Unit 42 logged activity leveraging CVE-2021-35394 from all over the world but almost half of the attacks originated from the United States.

However, using VPNs and proxies may obscure the actual source, as threat actors prefer using U.S.-based IP addresses to evade blocklists.

“From August 2021 to December 2022, we have observed 134 million exploit attempts in total, targeting CVE-2021-35394, with 97% of these attacks occurring after the start of August 2022,” reads Unit 42’s report.

“More than 30 international regions were involved as the attack origins, with the United States being the largest source of attacks at 48.3% of the total. Vietnam, Russia, The Netherlands, France, Luxembourg, and Germany were also found to be in the top seven countries from which we observed threat actors taking part in these attacks” – Palo Alto Networks Unit 42

Realtek SDK flaw details

CVE-2021-35394 is a critical (CVSS v3: 9.8) vulnerability in Realtek Jungle SDK version 2.x to 3.4.14B, caused by multiple memory corruption flaws that allow remote unauthenticated attackers to perform arbitrary command injection.

Realtek fixed the flaw on August 15, 2021, along with other critical severity flaws like CVE-2021-35395, which was extensively targeted by botnets that incorporated exploits mere days after its disclosure, and as recently as last December.

Realtek chipsets are omnipresent in the IoT world, and even when the Taiwanese chip maker pushes security updates to address problems in its products quickly, supply chain complexities delay their delivery to end users.

Also, users often neglect firmware updates even when those become available from their device vendors, and many treat IoT devices with the “set and forget” mindset.

A surge in exploiting CVE-2021-35394 almost more than a year after Realtek released security fixes indicates that remediation efforts are lagging and the blame for this is shared between vendors and the end user.
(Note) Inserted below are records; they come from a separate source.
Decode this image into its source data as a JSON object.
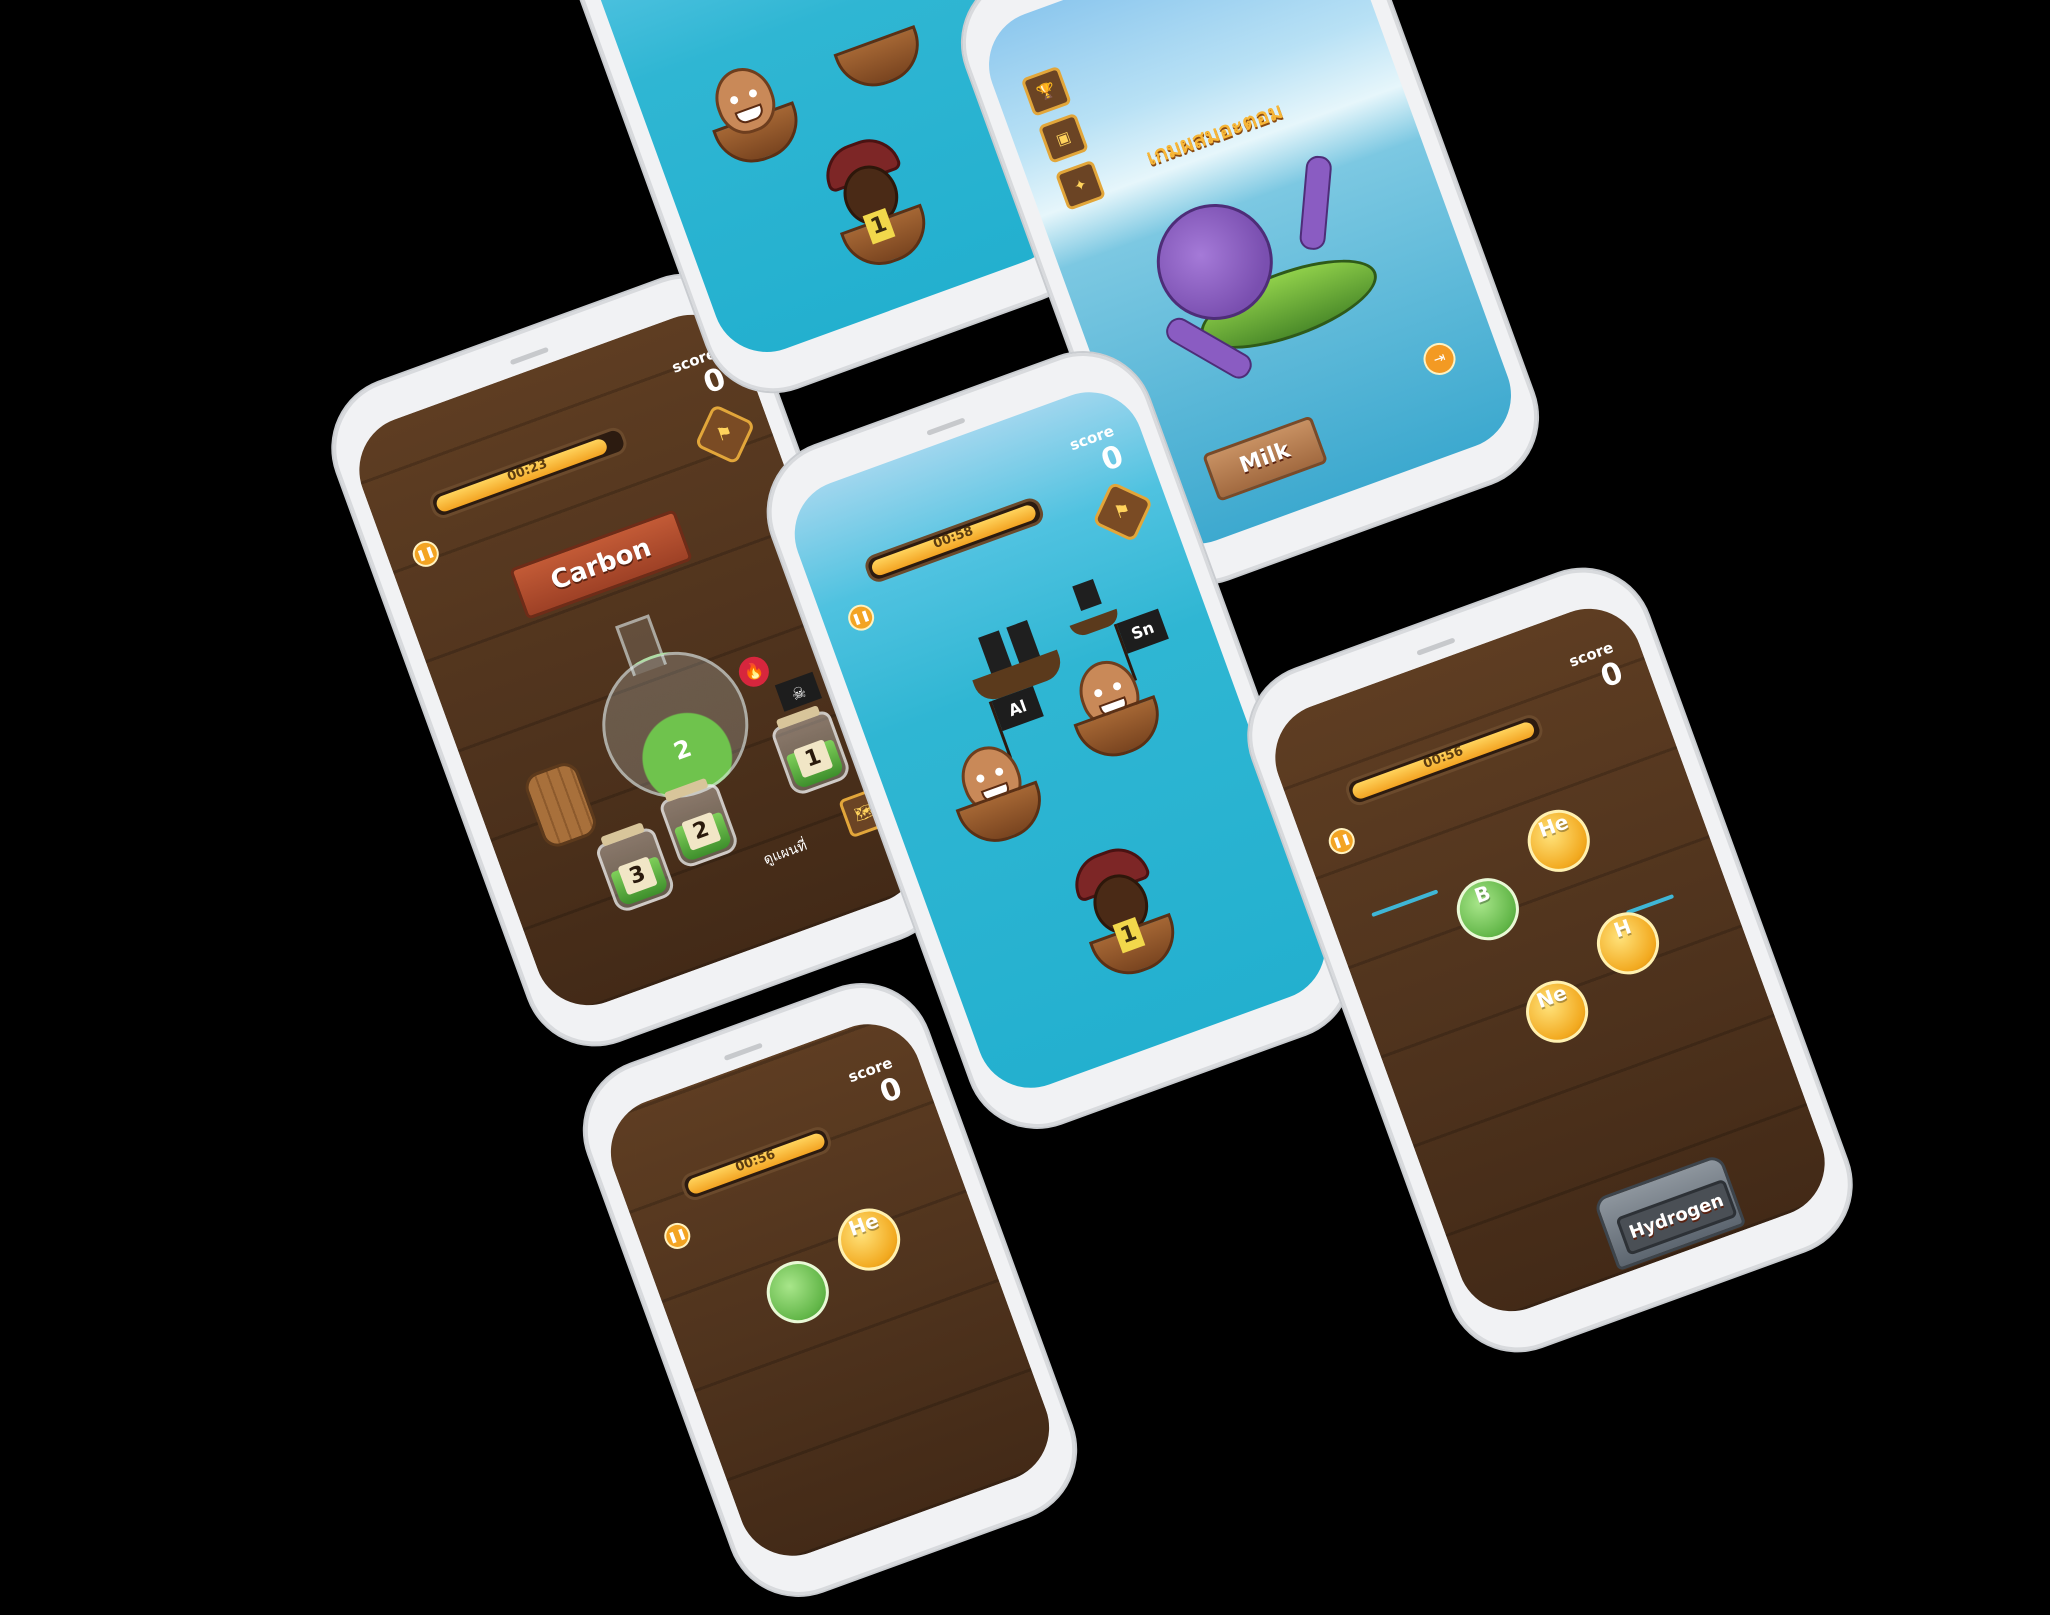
{
  "screens": {
    "carbon": {
      "score_label": "score",
      "score_value": "0",
      "timer": "00:23",
      "element_name": "Carbon",
      "flask_number": "2",
      "jars": [
        "3",
        "2",
        "1"
      ],
      "hint": "ดูแผนที่",
      "pause_icon": "pause-icon",
      "badge_icon": "treasure-map-icon"
    },
    "sea_top": {
      "number_tag": "1"
    },
    "menu": {
      "title": "เกมผสมอะตอม",
      "menu_icons": [
        "trophy-icon",
        "treasure-chest-icon",
        "map-icon"
      ],
      "start_button": "Milk",
      "exit_icon": "exit-icon"
    },
    "pirates": {
      "score_label": "score",
      "score_value": "0",
      "timer": "00:58",
      "flags": [
        "Sn",
        "Al"
      ],
      "number_tag": "1"
    },
    "shelf_right": {
      "score_label": "score",
      "score_value": "0",
      "timer": "00:56",
      "coins": [
        "He",
        "B",
        "H",
        "Ne"
      ],
      "chest_label": "Hydrogen"
    },
    "shelf_bottom": {
      "score_label": "score",
      "score_value": "0",
      "timer": "00:56",
      "coins": [
        "He"
      ]
    }
  }
}
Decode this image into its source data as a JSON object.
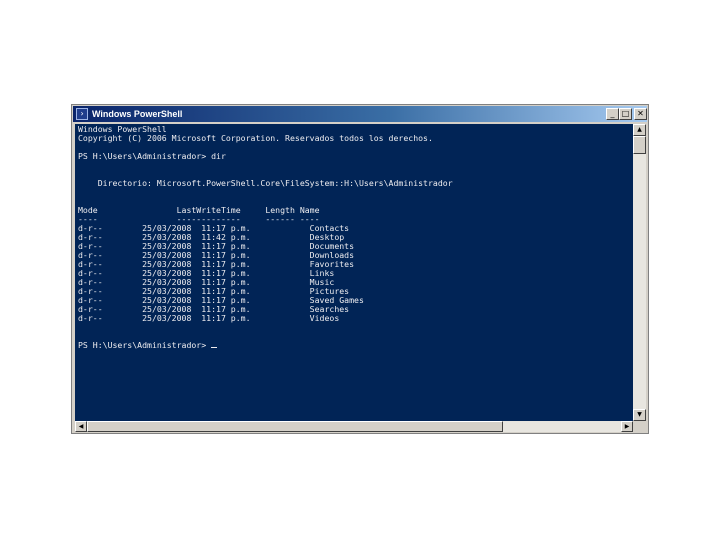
{
  "window": {
    "title": "Windows PowerShell",
    "buttons": {
      "minimize": "_",
      "maximize": "□",
      "close": "✕"
    }
  },
  "console": {
    "lines": [
      "Windows PowerShell",
      "Copyright (C) 2006 Microsoft Corporation. Reservados todos los derechos.",
      "",
      "PS H:\\Users\\Administrador> dir",
      "",
      "",
      "    Directorio: Microsoft.PowerShell.Core\\FileSystem::H:\\Users\\Administrador",
      "",
      "",
      "Mode                LastWriteTime     Length Name",
      "----                -------------     ------ ----",
      "d-r--        25/03/2008  11:17 p.m.            Contacts",
      "d-r--        25/03/2008  11:42 p.m.            Desktop",
      "d-r--        25/03/2008  11:17 p.m.            Documents",
      "d-r--        25/03/2008  11:17 p.m.            Downloads",
      "d-r--        25/03/2008  11:17 p.m.            Favorites",
      "d-r--        25/03/2008  11:17 p.m.            Links",
      "d-r--        25/03/2008  11:17 p.m.            Music",
      "d-r--        25/03/2008  11:17 p.m.            Pictures",
      "d-r--        25/03/2008  11:17 p.m.            Saved Games",
      "d-r--        25/03/2008  11:17 p.m.            Searches",
      "d-r--        25/03/2008  11:17 p.m.            Videos",
      "",
      "",
      "PS H:\\Users\\Administrador> "
    ],
    "background_color": "#012456",
    "text_color": "#eeedf0"
  },
  "scrollbars": {
    "up_arrow": "▲",
    "down_arrow": "▼",
    "left_arrow": "◀",
    "right_arrow": "▶"
  }
}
Some of the vulnerable devices may no longer be supported. In some cases, vendors may have released an update with a fix but users failed to install it. Users should check if their devices are impacted and if there are available security patches that address CVE-2021-35394.

If your device has already been infected, the recommendation is it to perform a factory reset, set a strong administrator password, and then apply all the available firmware updates.

Exploiting CVE-2021-35394 is expected to stay at high levels in the first half of 2023 due to the complexities in supply chain patching that cause massive delays in managing the security problem.